La filière caprine en France : boucherie et reproducteurs


Dominique VERNEAU, membre de l'Académie d'Agriculture de France le 03/04/2024 à 23:57
AAF

(©Académie d'agriculture de France)

À partir des recensements de l'agriculture, des enquêtes annuelles et de la BDNI (Base de données nationales d'identification), le cheptel caprin est évalué à 900 000 chèvres et 300 000 chevrettes saillies en 2020. Sur l'ensemble des jeunes nés chaque année (autour de 1,2 million, en tenant compte des femelles non gestantes, des lactations longues et de la mortalité périnatale), environ 450 000 femelles et quelques dizaines de milliers de mâles seront élevés pour la reproduction. 750 000 chevreaux, principalement des mâles, seront destinés à la boucherie, 550 000 passant par les filières d'engraissement spécialisées et le reste étant autoconsommé ou vendu en direct. Ce sont ces deux filières que nous allons décrire dans cette fiche

La production de viande de chevreau

Un peu d’histoire


Jusque dans les années 1980, la filière viande de chevreau était inséparable des marchés aux bestiaux, en particulier des marchés aux chevreaux ; dans les grandes régions caprines, les éleveurs amenaient au marché chaque semaine les jeunes animaux élevés sous la mère.

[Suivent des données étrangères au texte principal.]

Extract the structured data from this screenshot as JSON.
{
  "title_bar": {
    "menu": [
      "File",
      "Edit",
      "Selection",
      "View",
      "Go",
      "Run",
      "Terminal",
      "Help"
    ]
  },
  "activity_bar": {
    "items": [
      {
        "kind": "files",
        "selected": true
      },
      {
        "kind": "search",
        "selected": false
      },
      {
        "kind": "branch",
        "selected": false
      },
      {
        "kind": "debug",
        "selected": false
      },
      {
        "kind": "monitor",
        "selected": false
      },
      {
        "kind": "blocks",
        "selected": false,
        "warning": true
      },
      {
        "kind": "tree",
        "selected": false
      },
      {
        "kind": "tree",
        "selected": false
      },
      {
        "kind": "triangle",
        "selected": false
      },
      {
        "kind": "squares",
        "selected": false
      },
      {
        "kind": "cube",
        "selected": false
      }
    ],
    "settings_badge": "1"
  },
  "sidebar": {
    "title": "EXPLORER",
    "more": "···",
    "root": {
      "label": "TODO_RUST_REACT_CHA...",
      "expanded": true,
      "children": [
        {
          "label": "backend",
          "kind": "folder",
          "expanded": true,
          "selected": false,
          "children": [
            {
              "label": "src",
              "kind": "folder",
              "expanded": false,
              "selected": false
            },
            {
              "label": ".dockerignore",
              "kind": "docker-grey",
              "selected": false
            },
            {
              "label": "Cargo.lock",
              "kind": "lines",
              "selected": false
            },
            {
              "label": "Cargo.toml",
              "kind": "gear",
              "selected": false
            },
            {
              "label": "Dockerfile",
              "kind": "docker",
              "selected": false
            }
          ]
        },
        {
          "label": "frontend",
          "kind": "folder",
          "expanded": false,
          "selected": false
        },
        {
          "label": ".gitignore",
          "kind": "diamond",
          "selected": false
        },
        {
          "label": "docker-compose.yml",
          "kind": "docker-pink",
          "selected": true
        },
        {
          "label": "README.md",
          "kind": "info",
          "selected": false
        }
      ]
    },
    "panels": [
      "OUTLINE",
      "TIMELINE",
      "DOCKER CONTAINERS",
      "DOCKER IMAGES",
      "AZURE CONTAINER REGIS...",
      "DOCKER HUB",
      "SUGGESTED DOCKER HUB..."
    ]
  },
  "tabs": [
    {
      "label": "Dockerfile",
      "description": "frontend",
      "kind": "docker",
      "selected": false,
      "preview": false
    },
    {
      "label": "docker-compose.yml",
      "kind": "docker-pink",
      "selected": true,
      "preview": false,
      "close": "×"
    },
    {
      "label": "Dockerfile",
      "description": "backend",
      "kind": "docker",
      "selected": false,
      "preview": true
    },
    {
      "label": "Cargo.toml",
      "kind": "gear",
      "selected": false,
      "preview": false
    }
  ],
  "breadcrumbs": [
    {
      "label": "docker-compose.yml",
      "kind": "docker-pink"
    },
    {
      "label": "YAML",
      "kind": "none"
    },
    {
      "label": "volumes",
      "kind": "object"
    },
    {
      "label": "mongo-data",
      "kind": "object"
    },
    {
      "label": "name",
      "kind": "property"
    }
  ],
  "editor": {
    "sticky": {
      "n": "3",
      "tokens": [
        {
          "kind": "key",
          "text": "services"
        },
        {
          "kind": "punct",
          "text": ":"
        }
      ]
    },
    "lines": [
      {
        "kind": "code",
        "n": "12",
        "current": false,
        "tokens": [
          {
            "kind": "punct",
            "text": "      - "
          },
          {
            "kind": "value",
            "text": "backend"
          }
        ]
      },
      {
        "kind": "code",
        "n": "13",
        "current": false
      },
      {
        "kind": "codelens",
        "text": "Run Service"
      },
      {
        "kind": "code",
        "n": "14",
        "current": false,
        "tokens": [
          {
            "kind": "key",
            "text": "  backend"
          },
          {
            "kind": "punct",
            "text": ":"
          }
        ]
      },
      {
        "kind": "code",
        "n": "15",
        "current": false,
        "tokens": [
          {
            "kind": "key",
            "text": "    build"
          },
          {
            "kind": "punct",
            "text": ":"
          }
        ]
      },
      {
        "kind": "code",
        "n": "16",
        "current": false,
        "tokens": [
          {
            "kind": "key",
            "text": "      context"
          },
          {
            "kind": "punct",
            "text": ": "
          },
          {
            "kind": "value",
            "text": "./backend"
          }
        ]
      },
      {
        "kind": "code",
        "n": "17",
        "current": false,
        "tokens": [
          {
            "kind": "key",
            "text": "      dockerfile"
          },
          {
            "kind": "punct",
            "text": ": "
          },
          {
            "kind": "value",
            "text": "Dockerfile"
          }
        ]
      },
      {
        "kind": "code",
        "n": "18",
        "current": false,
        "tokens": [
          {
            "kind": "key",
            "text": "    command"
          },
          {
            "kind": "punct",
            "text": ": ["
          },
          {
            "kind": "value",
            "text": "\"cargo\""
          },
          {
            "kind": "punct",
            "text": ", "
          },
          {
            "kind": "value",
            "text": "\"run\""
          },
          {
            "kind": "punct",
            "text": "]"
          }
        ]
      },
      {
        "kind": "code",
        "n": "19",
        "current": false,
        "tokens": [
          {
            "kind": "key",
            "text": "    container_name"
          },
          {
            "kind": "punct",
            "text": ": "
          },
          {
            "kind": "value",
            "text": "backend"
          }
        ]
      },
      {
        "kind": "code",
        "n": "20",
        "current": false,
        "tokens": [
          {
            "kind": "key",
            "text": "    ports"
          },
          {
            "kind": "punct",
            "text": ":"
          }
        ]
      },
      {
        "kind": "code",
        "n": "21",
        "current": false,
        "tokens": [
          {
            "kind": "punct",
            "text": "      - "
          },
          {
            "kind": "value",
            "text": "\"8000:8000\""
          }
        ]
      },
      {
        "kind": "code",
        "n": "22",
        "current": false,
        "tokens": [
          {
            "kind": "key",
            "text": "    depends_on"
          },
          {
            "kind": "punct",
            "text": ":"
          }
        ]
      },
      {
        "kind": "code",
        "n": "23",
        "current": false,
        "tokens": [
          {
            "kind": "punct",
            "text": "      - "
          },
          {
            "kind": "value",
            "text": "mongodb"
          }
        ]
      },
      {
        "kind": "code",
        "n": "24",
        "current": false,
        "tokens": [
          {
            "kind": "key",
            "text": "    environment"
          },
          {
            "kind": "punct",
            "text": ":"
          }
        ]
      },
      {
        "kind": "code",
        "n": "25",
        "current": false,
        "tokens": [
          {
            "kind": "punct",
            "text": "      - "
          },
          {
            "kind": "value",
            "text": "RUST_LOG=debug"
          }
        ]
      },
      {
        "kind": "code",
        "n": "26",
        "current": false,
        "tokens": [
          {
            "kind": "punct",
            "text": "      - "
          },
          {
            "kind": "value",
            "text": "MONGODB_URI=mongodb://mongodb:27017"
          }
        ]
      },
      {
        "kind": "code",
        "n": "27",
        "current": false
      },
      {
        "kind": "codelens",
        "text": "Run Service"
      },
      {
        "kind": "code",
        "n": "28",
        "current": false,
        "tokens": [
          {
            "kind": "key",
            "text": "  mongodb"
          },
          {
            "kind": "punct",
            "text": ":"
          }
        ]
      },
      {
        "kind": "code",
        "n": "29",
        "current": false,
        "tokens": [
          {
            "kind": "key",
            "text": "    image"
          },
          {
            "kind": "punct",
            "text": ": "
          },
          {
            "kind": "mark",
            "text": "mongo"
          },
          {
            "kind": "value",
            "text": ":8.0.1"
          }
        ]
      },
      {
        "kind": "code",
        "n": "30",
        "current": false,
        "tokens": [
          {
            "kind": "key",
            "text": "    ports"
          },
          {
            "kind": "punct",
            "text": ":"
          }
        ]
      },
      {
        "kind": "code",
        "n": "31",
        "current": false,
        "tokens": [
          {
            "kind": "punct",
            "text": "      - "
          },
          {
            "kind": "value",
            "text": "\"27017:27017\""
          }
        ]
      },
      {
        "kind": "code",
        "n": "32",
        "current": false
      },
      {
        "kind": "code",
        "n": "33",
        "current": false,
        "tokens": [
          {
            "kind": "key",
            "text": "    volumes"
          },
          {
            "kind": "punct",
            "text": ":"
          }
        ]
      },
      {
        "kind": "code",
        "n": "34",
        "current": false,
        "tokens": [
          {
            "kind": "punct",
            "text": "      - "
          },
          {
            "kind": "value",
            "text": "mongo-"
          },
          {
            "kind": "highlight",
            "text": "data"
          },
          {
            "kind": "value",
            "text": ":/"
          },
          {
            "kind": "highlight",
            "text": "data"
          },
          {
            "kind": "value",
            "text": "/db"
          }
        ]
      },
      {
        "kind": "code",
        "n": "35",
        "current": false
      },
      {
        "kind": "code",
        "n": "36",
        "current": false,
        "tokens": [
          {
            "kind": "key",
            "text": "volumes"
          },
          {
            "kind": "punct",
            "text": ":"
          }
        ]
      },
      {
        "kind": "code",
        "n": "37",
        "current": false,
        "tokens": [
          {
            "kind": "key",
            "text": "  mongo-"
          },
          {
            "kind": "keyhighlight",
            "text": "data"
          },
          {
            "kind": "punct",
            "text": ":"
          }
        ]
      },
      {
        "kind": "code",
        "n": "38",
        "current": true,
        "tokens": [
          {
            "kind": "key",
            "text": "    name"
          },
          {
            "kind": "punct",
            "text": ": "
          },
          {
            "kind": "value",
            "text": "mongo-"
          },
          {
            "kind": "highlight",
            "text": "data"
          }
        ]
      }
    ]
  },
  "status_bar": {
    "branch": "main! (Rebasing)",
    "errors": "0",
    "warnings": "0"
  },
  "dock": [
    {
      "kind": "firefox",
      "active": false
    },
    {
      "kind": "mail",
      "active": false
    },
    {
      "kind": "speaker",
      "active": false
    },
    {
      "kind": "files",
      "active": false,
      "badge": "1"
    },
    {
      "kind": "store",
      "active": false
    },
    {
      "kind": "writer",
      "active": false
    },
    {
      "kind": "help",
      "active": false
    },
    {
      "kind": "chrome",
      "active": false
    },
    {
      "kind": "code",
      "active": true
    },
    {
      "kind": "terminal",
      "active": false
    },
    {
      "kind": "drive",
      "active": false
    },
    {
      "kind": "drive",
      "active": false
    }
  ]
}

En Nouvelle Aquitaine, ce sont les marchés de Lezay (50 000 chevreaux vendus en 1978), Gençay, Parthenay et Bressuire. En région Centre, Graçay, Saint-Août, Vailly-sur-Sauldre et Valençay sont très animés. Des « rabatteurs » travaillant pour les principaux abattoirs régionaux achètent sur ces marchés, dont tout éleveur attend les cotations chaque semaine. Avec l’agrandissement des élevages et la concentration des mises bas sur quelques semaines, ces mêmes opérateurs ont organisé des circuits de collecte en ferme, ou les ont confiés à des groupements de producteurs spécialisés dans la collecte de chevreaux. Les animaux vendus sur les marchés à l’époque pesaient entre 7 et 11 kilogrammes, vifs.

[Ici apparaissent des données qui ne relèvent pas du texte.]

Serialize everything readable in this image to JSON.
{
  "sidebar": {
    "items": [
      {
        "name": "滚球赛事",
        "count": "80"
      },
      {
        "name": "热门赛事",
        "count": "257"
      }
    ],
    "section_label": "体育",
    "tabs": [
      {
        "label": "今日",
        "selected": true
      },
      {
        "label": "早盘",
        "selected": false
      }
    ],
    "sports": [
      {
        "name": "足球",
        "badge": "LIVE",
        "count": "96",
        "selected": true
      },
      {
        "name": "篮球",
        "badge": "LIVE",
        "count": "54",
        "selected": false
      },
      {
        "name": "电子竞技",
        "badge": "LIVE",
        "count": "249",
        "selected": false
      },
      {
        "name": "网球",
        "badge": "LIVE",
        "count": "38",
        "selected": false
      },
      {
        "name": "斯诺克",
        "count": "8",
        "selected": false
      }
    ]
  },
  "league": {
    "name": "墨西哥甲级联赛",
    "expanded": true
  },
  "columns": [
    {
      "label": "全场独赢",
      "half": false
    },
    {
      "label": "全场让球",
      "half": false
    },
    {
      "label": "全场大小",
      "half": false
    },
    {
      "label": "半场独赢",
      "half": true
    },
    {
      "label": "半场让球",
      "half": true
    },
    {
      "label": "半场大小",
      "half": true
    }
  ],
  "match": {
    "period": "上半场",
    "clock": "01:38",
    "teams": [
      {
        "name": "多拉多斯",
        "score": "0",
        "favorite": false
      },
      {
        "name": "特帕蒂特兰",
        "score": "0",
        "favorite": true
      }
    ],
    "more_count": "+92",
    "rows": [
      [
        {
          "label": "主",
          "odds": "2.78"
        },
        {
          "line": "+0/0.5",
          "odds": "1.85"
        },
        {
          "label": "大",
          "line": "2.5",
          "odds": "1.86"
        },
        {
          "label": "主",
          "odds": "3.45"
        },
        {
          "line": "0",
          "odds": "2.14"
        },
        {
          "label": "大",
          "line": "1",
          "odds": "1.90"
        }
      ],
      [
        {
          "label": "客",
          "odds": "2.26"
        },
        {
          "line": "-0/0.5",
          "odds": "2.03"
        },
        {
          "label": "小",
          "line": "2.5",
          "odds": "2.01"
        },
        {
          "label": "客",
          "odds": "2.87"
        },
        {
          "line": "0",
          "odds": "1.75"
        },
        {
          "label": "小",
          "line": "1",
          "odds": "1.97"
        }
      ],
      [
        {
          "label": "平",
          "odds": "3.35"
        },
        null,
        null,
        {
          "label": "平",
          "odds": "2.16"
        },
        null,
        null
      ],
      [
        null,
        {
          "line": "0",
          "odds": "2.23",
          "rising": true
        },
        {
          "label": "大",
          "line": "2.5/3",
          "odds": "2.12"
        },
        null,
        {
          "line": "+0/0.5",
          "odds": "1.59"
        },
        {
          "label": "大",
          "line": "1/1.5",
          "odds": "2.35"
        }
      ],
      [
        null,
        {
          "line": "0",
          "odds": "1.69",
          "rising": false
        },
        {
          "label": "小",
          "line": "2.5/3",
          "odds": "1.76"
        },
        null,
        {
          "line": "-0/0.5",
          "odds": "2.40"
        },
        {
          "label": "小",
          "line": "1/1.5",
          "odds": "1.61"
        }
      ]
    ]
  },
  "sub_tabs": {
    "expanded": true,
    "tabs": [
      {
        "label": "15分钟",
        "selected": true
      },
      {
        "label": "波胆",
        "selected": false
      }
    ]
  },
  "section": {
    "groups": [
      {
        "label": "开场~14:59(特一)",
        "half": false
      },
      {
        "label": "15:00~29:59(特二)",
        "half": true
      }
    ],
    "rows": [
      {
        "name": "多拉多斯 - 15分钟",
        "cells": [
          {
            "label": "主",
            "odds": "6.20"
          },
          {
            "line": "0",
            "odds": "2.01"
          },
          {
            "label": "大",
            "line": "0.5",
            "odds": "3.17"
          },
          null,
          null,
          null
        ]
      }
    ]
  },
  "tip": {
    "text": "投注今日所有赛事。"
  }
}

Cependant, la spécialisation des troupeaux, le manque de bâtiments adaptés pour élever ces jeunes animaux, ainsi que la faible valorisation de ce « sous-produit » ont conduit les éleveurs à se désintéresser de cette production de viande et ont suscité un nouveau métier : engraisseur de chevreaux. Sur la période de production (août à avril), ces éleveurs spécialisés achètent et collectent en ferme des animaux âgés de 3 à 7 jours, de préférence sachant téter ; ils les conduisent en bande, avec allaitement artificiel (les allaiteurs sont appelés louves et peuvent alimenter jusqu’à 250 chevreaux). Les plus gros ateliers atteignent une production de plus de 50 000 chevreaux par an.

La filière aujourd’hui


Un peu plus de 100 000 chevreaux sont vendus en circuit court chaque année.
D’après le rapport du CGAER (décembre 2012) sur la filière chevreau, 550 000 chevreaux sont abattus chaque année dans les abattoirs français, pour environ 3 200 tonnes de viande, soit des carcasses d’environ 5,8 kilogrammes en moyenne.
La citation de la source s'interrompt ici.